Article 37
Soulagement des souffrances
(article R.4127-37 du code de la santé publique)
(commentaires révisés en 2003)
En toutes circonstances, le médecin doit s'efforcer de soulager les souffrances de son malade, l'assister moralement et éviter toute obstination déraisonnable dans les investigations ou la thérapeutique.
Commentaires
Des années de recherches et de progrès thérapeutiques permettent aujourd'hui de mieux comprendre les mécanismes de la douleur et de la dominer.
1 – Douleur
Rupture de l'équilibre entre stimulation et inhibition de la nociception, la douleur physique peut revêtir différents aspects : douleur-symptôme, signe révélateur d'une affection aiguë, ou douleur-maladie, indicateur d'évolution d'une affection chronique, rhumatismale, neurologique ou cancéreuse. Leur résonance est bien différente selon le patient. La douleur aiguë peut donner, par sa localisation même, une orientation diagnostique, évocatrice de traitement et de guérison alors que la douleur chronique constitue parfois le rappel lancinant d'un pronostic fatal. Il faut aussi évoquer les douleurs-fantômes, bien connues après amputation, qui témoignent de ce stockage mnésique de la douleur. La réponse psychique à la douleur physique est la souffrance, douleur de l'âme, angoisse et deuil devant la trahison du corps. Douleur et souffrance envahissent le champ de la conscience du malade et contribuent à accroître son sentiment de solitude. Le comportement du patient, en réponse à la douleur physique, varie en fonction de sa personnalité, de sa culture, de son niveau émotionnel, de son angoisse existentielle ; révolte ou résignation, plainte ou silence, repliement sur soi, agressivité sont les manifestations extérieures classiques de la souffrance exprimée par le malade, que devra interpréter le médecin. Il doit cependant tenir le plus grand compte de ce que traduit le malade, même s'il ne trouve pas de cause à la souffrance exprimée.

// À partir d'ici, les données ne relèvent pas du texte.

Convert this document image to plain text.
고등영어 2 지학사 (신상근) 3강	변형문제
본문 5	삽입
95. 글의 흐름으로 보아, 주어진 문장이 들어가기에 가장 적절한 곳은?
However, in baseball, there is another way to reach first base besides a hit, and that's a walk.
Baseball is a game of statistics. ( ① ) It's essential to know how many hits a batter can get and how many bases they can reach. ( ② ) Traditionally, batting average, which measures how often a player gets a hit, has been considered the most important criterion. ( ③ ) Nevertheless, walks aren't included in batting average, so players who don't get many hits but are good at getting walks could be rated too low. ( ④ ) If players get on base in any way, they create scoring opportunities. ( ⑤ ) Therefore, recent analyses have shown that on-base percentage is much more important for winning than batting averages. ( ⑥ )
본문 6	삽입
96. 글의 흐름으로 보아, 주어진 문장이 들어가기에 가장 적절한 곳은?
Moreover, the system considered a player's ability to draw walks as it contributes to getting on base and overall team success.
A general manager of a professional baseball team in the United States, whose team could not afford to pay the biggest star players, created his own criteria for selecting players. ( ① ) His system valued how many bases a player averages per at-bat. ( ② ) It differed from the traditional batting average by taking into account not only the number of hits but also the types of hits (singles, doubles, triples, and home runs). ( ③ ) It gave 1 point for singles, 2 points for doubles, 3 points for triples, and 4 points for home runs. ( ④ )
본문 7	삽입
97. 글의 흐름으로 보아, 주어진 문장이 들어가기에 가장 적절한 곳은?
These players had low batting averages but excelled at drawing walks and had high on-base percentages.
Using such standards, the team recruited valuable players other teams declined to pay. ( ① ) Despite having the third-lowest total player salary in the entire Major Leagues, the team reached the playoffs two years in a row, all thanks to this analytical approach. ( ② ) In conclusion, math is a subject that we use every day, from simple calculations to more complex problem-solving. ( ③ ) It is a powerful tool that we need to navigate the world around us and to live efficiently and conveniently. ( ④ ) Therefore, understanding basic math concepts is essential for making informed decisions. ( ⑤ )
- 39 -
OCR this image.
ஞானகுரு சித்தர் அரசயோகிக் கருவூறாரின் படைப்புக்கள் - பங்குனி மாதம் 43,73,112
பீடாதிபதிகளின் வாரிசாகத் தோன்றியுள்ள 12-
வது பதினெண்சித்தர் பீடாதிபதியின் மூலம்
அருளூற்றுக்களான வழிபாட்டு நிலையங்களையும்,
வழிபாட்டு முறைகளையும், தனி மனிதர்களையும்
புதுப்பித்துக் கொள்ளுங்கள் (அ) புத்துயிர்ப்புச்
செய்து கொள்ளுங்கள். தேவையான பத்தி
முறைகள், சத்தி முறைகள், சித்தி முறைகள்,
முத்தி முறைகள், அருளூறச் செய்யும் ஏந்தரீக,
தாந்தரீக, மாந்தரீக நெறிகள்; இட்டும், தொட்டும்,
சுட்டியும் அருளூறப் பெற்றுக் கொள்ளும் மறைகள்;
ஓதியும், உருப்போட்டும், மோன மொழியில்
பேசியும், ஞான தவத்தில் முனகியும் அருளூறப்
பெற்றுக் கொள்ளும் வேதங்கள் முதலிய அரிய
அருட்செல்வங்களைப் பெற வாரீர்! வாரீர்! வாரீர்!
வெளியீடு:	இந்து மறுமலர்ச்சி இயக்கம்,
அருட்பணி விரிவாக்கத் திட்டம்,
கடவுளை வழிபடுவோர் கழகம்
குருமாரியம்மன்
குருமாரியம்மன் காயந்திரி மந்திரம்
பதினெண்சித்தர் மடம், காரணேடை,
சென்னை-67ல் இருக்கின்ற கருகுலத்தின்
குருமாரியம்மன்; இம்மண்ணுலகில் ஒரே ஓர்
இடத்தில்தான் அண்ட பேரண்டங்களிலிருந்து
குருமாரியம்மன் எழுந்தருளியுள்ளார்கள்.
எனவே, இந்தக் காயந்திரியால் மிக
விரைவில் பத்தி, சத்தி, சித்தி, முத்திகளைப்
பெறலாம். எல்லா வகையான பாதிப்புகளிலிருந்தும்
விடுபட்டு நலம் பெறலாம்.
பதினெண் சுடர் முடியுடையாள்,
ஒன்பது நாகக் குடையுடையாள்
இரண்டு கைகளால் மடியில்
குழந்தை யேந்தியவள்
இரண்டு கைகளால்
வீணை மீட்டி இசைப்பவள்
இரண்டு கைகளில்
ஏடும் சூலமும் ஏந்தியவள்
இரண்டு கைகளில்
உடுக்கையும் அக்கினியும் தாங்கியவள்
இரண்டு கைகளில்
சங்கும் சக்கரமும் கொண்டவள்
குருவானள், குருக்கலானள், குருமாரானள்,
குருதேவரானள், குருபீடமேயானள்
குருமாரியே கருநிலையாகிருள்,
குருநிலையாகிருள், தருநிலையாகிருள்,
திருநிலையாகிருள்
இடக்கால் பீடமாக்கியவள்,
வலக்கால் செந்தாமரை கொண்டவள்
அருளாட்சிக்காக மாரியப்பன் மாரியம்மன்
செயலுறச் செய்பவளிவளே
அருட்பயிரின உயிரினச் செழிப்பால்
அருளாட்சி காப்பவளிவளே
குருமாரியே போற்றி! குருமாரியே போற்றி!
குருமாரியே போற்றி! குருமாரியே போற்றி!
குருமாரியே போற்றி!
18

L'évolution de la société doit être également prise en compte. Dans les pays occidentaux, le seuil de la douleur s'est abaissé. Etant donné les progrès de la médecine et de la science, la notion pervertie de douleur "rédemptrice" (dolorisme) a été remplacée par le refus légitime de la douleur, de toute douleur. Des centres anti-douleurs ou unités pluridisciplinaires, spécialisés dans le diagnostic et le traitement des douleurs chroniques se sont créés, en France, appliquant le concept de "pain clinic", né outre-Atlantique.
La loi (voir note 1) consacre désormais le droit de toute personne malade dont l'état le requiert à accéder à des soins palliatifs et à un accompagnement, et à s'opposer à toute investigation ou thérapeutique.
Prolongeant les efforts faits depuis 1980 par la communauté médicale française, la loi impose le développement des services et unités de soins palliatifs dans les établissements hospitaliers, organise la formation initiale et continue des médecins à cette prise en charge, la recherche et l'évaluation dans ce domaine.
2- Rôle du médecin
Devant le malade douloureux, l'incurable ou le mourant (art. 38) , le médecin obéit à un double impératif : assurer contrôle de la douleur et la prise en charge psychologique. L'intervention du médecin ne peut se réduire aux seuls actes techniques qui mettent en jeu sa compétence et son expérience. Il aura une écoute attentive, de la compréhension, de la discrétion et manifestera tout ce que lui dictent sa conscience et son humanité.
(voir note 2)
a ) L'approche du patient ayant une douleur aiguë ou celle du malade douloureux chronique, évoluant depuis plusieurs mois ou même années et dont l'histoire est parsemée d'échecs thérapeutiques, demande au praticien une attention particulière pour évaluer la douleur et décrypter l'expression de la souffrance.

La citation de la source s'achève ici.